What are some of the other common myths and misconceptions about foundations?

  • Myth:  Foundations are essentially charitable banks. Inexperienced grantseekers often assume grantmakers operate like loan officers, doling out funds according to the absolute rather than relative merits of each proposal. In fact, foundations have their own missions and goals and view their grantmaking as a means to these ends. Grantmakers play many other valuable roles in communities beyond writing checks. These include providing civic leadership, policy expertise, and nonprofit technical assistance; acting as neutral conveners to bring people together; and using foundation dollars to leverage other community resources.
  • Myth:  Grantmakers have more money than they know what to do with. Don’t believe all the spam you see. Even the largest foundations and corporations receive far more requests than they can actually fund.
  • Myth:  Foundations are short-term funders and seldom provide general operating support. These statements may or may not be true for large national foundations. Local and regional funders, however, often maintain relationships with key organizations in their communities over long periods of time. And don’t forget that the “checkbook philanthropy” practiced by many of your smaller or less sophisticated members is often made up of annual operating contributions to a group of regular recipients.
  • Myth: Foundations have an ideological bias. Liberals stereotype foundations as being conservative; conservatives accuse foundations of being liberal. In reality, foundations are as varied in their approaches as any other institution in American life—and most have no ideological orientation at all.

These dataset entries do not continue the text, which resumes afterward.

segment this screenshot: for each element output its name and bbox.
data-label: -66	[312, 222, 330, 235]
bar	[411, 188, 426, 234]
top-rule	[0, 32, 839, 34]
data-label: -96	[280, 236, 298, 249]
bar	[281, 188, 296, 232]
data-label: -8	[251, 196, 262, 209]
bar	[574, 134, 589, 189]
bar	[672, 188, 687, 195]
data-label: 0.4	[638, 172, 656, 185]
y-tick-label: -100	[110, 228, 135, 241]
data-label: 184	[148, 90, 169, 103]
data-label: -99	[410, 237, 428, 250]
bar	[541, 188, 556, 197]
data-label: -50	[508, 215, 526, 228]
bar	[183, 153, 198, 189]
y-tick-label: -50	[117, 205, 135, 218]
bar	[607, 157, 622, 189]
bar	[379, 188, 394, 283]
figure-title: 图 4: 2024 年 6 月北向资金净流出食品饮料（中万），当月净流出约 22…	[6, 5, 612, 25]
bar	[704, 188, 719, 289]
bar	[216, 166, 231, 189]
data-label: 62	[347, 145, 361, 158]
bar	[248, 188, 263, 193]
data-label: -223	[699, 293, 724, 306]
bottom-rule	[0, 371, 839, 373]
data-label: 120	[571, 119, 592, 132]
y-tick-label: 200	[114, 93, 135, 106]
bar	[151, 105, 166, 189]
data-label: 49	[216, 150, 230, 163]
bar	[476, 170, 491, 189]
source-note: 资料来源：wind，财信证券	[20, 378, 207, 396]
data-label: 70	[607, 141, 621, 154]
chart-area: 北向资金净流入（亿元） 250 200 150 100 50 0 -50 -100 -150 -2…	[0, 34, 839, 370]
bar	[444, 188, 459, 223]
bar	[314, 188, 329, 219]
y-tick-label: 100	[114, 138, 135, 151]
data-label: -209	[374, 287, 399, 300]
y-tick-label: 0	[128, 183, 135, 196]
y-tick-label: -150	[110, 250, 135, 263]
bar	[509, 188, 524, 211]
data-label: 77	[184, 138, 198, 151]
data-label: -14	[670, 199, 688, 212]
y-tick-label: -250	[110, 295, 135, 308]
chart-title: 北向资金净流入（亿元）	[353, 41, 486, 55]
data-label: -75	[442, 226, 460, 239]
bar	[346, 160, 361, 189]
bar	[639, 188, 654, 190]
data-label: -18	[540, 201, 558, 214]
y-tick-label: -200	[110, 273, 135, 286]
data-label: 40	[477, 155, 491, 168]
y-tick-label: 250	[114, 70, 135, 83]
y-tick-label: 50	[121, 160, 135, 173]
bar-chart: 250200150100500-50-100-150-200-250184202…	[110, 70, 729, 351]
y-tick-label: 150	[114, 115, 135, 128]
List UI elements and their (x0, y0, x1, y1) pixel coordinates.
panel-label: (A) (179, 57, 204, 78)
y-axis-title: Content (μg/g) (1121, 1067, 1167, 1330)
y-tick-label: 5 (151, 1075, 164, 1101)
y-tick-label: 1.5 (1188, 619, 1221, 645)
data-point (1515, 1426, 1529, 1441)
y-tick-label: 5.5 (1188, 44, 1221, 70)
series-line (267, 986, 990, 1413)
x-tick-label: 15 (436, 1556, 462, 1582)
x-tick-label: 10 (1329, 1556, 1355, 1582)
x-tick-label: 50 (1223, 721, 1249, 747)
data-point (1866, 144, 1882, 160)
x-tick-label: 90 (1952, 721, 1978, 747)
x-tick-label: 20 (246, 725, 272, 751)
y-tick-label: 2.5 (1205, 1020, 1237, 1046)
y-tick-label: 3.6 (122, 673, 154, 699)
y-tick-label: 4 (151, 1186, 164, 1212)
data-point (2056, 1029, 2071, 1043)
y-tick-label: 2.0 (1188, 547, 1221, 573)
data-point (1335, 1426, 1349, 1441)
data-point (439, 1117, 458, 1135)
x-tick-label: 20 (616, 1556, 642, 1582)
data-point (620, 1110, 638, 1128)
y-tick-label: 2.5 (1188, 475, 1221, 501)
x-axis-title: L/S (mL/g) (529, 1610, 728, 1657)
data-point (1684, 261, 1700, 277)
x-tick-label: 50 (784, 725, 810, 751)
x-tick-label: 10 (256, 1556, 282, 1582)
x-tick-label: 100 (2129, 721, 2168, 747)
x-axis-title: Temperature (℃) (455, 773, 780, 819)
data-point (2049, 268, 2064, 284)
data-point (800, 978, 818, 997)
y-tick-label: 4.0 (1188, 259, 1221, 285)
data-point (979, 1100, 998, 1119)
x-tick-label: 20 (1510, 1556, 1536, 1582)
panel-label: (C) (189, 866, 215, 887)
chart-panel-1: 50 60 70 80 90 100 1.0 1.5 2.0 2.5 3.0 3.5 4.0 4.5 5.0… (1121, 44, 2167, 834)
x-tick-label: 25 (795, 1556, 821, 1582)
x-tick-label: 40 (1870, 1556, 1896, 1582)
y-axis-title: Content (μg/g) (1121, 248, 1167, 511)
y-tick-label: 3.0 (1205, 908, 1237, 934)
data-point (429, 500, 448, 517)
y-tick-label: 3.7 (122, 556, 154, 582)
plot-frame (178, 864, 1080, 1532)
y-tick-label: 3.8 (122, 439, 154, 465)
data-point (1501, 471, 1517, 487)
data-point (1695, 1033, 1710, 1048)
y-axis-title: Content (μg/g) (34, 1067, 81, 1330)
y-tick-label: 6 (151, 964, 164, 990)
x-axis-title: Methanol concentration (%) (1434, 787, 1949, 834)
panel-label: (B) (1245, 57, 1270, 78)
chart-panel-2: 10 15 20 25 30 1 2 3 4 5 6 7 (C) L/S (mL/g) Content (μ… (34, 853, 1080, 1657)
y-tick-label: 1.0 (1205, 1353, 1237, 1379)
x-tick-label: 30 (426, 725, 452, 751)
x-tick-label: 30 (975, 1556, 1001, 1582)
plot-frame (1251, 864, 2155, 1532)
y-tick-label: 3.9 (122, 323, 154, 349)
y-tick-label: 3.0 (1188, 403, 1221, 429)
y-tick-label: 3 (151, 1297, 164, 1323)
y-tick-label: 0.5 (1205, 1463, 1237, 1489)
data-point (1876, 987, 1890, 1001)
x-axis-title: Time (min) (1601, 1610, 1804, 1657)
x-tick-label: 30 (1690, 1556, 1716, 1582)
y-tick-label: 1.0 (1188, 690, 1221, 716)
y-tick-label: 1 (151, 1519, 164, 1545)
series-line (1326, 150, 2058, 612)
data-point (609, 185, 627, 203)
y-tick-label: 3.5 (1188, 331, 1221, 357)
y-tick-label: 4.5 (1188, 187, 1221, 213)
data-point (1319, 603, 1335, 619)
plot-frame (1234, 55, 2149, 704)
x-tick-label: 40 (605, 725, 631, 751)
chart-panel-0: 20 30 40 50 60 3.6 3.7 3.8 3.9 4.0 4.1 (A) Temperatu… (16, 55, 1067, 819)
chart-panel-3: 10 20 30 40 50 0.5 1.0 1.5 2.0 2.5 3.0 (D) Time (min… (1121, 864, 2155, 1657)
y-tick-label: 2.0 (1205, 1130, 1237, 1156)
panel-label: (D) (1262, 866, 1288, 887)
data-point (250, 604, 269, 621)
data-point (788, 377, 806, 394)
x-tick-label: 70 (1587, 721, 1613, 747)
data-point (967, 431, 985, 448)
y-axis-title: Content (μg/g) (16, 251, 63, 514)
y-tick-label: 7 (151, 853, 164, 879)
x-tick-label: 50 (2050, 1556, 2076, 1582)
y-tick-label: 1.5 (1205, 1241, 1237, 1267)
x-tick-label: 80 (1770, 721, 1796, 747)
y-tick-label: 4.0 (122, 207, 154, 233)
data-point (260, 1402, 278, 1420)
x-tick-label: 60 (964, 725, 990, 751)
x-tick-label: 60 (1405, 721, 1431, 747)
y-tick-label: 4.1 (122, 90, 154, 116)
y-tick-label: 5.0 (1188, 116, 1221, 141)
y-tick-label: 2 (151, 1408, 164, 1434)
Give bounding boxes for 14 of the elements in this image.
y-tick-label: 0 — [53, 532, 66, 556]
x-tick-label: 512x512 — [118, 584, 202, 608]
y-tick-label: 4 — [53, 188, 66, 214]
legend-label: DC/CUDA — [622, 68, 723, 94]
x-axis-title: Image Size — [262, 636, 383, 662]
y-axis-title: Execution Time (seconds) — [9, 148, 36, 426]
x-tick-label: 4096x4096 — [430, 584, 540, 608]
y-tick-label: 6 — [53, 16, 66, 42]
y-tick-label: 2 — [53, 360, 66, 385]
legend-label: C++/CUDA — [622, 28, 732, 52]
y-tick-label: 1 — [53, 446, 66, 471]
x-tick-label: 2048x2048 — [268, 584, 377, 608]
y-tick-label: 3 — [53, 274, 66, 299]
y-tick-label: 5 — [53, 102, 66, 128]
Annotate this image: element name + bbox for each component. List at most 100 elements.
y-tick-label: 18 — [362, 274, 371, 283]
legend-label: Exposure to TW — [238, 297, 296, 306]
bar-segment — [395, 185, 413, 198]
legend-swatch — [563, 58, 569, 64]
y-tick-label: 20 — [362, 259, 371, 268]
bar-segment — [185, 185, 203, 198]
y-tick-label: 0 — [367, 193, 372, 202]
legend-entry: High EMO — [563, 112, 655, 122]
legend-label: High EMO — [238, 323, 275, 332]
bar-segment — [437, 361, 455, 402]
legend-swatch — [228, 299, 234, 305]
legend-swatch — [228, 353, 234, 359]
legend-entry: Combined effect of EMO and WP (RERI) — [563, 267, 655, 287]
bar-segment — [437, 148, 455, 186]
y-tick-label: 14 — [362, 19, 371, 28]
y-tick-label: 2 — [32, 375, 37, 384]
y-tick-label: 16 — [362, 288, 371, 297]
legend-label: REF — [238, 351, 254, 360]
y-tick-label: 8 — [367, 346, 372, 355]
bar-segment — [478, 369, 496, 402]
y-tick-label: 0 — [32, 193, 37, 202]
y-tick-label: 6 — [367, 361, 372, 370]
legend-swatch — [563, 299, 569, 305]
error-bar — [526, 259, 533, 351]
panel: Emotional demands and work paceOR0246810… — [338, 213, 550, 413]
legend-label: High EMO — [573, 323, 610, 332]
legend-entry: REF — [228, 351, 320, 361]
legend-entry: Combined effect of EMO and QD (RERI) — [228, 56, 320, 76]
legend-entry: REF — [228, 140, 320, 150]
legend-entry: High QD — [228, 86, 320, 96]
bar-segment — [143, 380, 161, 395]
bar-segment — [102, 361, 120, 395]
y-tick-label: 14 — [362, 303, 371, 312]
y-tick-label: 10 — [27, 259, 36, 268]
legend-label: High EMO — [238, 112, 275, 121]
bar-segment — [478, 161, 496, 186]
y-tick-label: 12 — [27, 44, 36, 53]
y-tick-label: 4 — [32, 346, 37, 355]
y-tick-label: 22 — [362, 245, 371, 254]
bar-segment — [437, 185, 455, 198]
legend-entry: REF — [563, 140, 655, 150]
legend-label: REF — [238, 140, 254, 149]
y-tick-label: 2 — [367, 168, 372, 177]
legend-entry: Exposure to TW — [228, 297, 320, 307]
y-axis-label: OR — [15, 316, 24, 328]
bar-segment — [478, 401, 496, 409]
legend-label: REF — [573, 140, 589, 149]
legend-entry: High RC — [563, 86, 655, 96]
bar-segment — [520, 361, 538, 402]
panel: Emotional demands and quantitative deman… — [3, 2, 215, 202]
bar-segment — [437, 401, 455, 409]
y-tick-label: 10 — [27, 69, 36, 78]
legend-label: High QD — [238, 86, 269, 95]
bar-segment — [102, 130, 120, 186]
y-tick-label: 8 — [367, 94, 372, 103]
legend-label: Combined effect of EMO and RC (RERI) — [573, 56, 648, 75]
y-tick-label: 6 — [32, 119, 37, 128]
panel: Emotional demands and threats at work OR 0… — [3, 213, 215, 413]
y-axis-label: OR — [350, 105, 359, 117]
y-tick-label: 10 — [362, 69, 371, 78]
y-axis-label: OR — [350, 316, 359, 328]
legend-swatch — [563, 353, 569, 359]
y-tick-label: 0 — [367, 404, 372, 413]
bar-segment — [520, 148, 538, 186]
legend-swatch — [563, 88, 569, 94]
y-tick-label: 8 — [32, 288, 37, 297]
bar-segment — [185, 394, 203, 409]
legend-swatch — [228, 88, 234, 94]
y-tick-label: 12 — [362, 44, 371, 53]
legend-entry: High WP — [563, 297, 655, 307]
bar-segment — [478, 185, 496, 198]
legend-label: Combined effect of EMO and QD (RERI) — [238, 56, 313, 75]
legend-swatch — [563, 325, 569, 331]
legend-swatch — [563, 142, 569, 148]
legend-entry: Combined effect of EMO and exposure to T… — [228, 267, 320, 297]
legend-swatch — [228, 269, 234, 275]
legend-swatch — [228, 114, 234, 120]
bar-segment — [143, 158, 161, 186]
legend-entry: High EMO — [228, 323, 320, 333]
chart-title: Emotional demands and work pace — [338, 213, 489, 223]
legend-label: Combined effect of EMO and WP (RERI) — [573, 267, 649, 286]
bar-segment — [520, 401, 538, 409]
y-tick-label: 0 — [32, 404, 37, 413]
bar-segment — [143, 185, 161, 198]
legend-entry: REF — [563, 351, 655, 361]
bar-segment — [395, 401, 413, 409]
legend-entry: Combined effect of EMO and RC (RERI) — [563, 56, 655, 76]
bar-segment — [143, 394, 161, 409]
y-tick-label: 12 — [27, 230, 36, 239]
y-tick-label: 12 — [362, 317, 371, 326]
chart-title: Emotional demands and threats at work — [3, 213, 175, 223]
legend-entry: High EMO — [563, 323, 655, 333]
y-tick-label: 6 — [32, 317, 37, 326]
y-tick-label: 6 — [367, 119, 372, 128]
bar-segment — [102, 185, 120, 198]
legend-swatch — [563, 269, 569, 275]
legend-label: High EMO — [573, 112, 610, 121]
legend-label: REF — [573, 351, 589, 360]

Are there any major debates and controversies in the field of organized philanthropy?

Many. Just a few include how much money foundations should be required to pay out each year; how faithful foundations should be to “donor intent”; how involved they should get in public policy; whether they should be proactive or reactive in their grantmaking; how hands-on or hands-off they should be in their grantees’ internal affairs; whether they are sufficiently focused on outcomes; and how accountable they are to the public.

All information in this section was taken from the Philanthropy 101 Series created by the Forum of Regional Association of Grantmakers.